For our project, one thing that was important to consider was how to train the members of the community that will be selling the products. The seller has to have a good understanding of financial responsibility and how to use the product. The recommendations and methods of this project were important to consider and adapt for our project.

Developing Community Research Relationships

An IQP project conducted at the Thailand Project Center in 2013, Promoting Renewable Energy Use Through Community Based Education: Powering and Empowering Rural Thailand, offered valuable lessons about the importance of community education in promoting renewable energy technologies and their applications (Darcy, Marcinkowski, Olson, & Willer, 2013). Barriers such as technical, informational, economic, political, and knowledge obstacles make it difficult to successfully implement renewable energies. The team and their sponsor, the Population of Community Development Association (PDA), specifically looked into the knowledge barriers that caused a lack of access to information about new technologies and the social issues associated with product acceptance.

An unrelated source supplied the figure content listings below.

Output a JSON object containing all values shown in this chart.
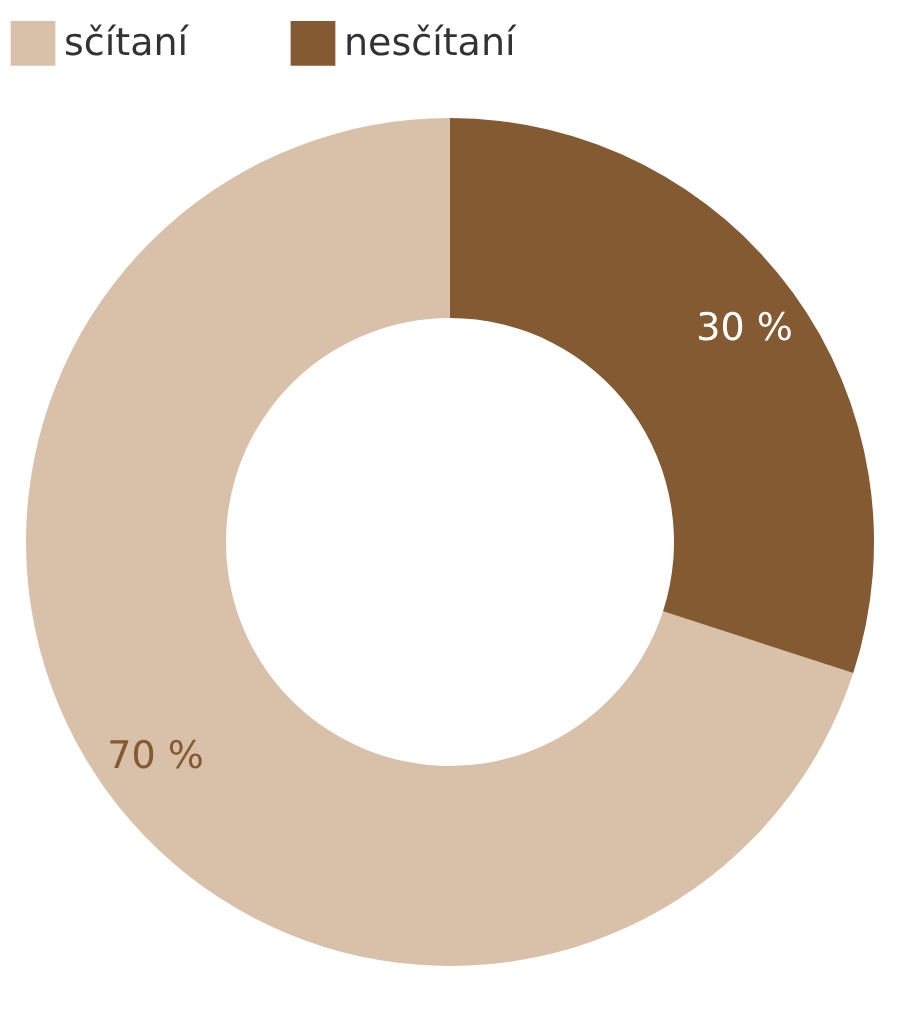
{
  "chart_data": {
    "type": "donut",
    "categories": [
      "sčítaní",
      "nesčítaní"
    ],
    "values": [
      70,
      30
    ],
    "colors": [
      "#d9c0a9",
      "#835a31"
    ],
    "value_labels": [
      "70 %",
      "30 %"
    ],
    "legend": "top"
  }
}
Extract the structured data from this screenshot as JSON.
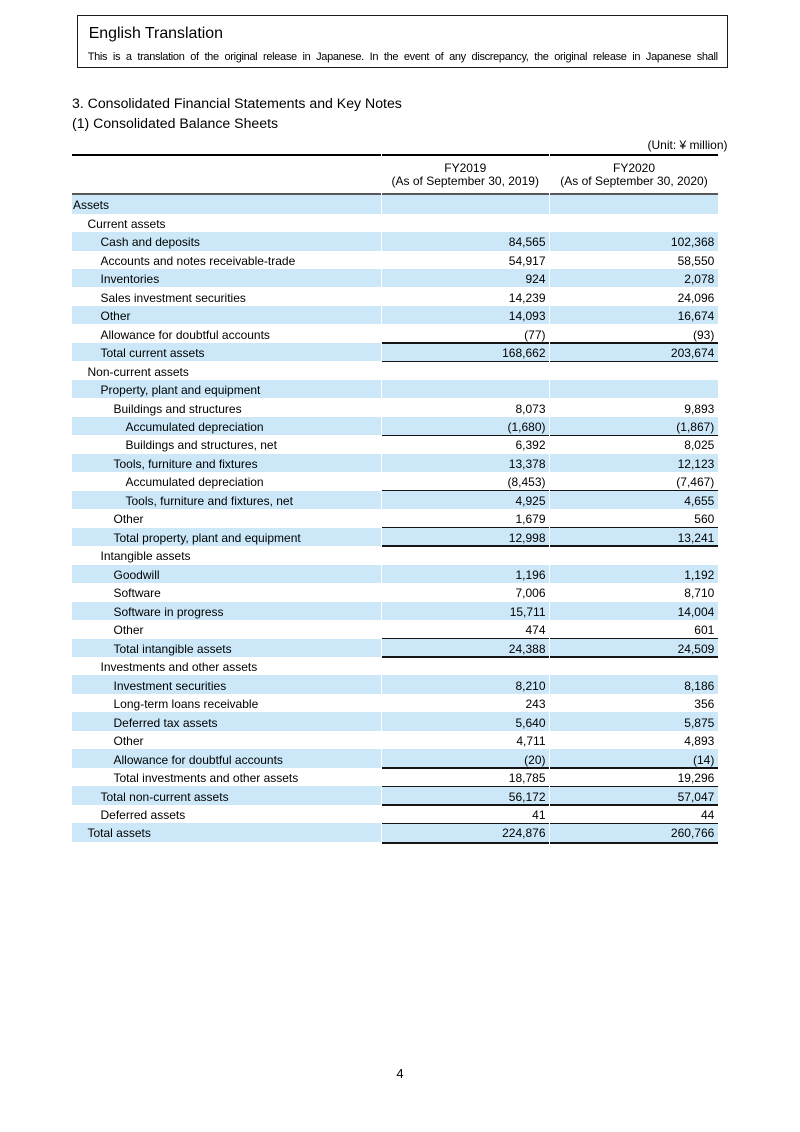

The team looked into how to best utilize and develop learning centers in the community they worked in, Mae Mo. They used a community-based approach by connecting with the residents to understand the problems the community is facing. More specifically, the team looked into energy consumption and the physical and social feasibility of the energy products.

The method of getting information consisted of visits and interviews. The interviews with target community members helped the group gain an understanding of the best design for the learning center and what ideas the community members wanted. An important part of their process was integrating the ideas of the residents with the goals of the PDA to make sure the learning center addressed both groups’ needs. The interviews allowed the team to see what the community’s energy needs were and what products are useful for them.

The most important lessons from these interviews for our work in Cape Town are: (1) it was important to understand the level of knowledge the community members had on renewable energy and (2) it was necessary to come up with a few options for products to be implemented. The team recommended that the PDA increase communication about the learning centers and educate residents about the savings and benefits of using renewable energy products. This was something we shared with the outside organizations and entrepreneurs we collaborated with in order to come up with a business model that is tailored to low income communities.

The first important lesson we learned from their project was to understand all aspects of the community where the work is being done. Some things to focus on are the communities’ economic needs, culture and social lives, ideas, and knowledge. The residents’ understanding of the products is key to being successful. Interviews were an effective way to collect data; however, it was important to have a specific group of people to interview. Lastly, a learning center can be a great way for the community to learn about the products being brought to the low income communities, allowing them to understand and see the benefits of the new technologies. Despite this project being in Thailand and less business oriented, there was a lot of information that we used to help us have a successful outcome.